Rose Colored Glasses


Everything's coming up roses.

On New Year's Day, Michigan played Alabama in the Rose Bowl, this year part of the College Football Playoff as a semifinal matchup. The game kicked off at 2pm local time in a stadium packed in Michigan maize and blue and Alabama crimson, and at some point about midway through the second half, the sun set over the San Gabriel Mountains - some would say, just as the Good Lord intended.

The Rose Bowl's idyllic scenery lies in contrast to much of the rest of the major bowl venues. As both a game and a stadium, it's one of college football's cathedrals, while much of the rest of the sport has shifted to NFL stadiums with upgraded amenities but nowhere near the nostalgia. The sentiment is floated each year, but this year, perhaps with eyes turned backwards as the sport enters great change in the coming season, the drumbeat seems louder than ever: Why not make the Rose Bowl the permanent home of the College Football Playoff Championship?

The groundswell to make the Rose Bowl the championship's forever home illuminates the faction of college football devotees - numerous, to be sure, but also vocal and powerful, that hold the Rose Bowl in high regard. So powerful is this faction that it has, throughout many steps in the sport's change, stood in the way of progress, as its historic conference partners, the Big Ten and the Pac-12 have made decisions about playoff expansion and format based near-solely upon preserving the Granddaddy of 'em All.

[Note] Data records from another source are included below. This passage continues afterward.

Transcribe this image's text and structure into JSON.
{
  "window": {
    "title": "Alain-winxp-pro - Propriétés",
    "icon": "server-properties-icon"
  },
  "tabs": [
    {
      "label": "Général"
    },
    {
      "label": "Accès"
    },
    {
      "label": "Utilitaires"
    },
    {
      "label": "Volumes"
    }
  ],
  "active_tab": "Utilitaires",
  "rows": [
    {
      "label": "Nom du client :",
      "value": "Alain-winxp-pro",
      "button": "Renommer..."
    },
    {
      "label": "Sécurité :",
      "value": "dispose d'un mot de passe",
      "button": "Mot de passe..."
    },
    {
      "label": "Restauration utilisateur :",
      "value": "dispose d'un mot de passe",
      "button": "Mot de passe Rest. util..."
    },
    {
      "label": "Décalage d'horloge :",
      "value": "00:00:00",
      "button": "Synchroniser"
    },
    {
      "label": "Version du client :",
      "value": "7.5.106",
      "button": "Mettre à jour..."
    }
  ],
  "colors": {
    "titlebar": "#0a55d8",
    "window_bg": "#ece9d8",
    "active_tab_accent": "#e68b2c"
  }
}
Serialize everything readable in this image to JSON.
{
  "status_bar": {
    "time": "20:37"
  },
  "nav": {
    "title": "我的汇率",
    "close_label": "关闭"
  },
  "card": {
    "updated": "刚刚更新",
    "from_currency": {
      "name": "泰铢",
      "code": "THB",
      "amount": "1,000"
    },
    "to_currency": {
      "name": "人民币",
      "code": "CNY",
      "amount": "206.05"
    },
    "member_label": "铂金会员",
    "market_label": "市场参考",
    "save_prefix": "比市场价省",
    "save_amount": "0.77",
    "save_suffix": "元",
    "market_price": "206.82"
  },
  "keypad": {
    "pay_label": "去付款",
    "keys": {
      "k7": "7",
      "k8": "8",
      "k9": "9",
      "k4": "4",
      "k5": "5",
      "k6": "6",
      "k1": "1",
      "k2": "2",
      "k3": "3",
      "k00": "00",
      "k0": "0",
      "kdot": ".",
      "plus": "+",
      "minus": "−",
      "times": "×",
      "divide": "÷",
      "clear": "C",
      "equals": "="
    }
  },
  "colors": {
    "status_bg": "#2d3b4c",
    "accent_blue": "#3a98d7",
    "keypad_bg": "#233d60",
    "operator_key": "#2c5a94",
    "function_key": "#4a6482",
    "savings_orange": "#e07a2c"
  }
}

In many respects, I am among those who hold the Tournament of Roses in such reverence. But my point of entry was the Rose Parade - which predates the Rose Bowl game - and that's one of the places where a Rose Bowl championship game, at least signed as the Rose Bowl , breaks down. 

If it were to become the championship game, the Rose Bowl would already have to make one concession: To move off of New Year's Day. The 12 team playoff will push the championship out to MLK weekend, and barring a specific, say, Saturday placement that they'd have to fight the NFL Playoffs for, its solo 2pm local kickoff is already unlikely. For most, that's already a dealbreaker. But if you're still on board at that point, the game would be uncoupled from the parade, which will surely still step off eight hours into the Pasadena new year. 

There's one way to preserve the relationship. It's a wild one, but not much wilder than what's proposed with a Rose Bowl move. Consider this: in the 12 team format, the field narrows from eight to four on New Year's Day in quarterfinal games played in existing bowl games, at least through the 2026 championship game. Want New Year's Day and the Rose Parade to be a celebration of the sport? Fly all of the remaining bands out to march down Colorado Blvd. Playoff games would have to move off of January 1 (or perhaps solo-site them in, say, SoFi Stadium?) but the Rose Parade could showcase not just the two bands playing in the game, but the eight that remain after the playoffs' opening round on campuses. It's a wild proposition, with a ton of moving parts in a very short timeframe, but then, so is the playoff itself. If this thing is truly going to be as outsized as the sport wants, this is one way to own the day.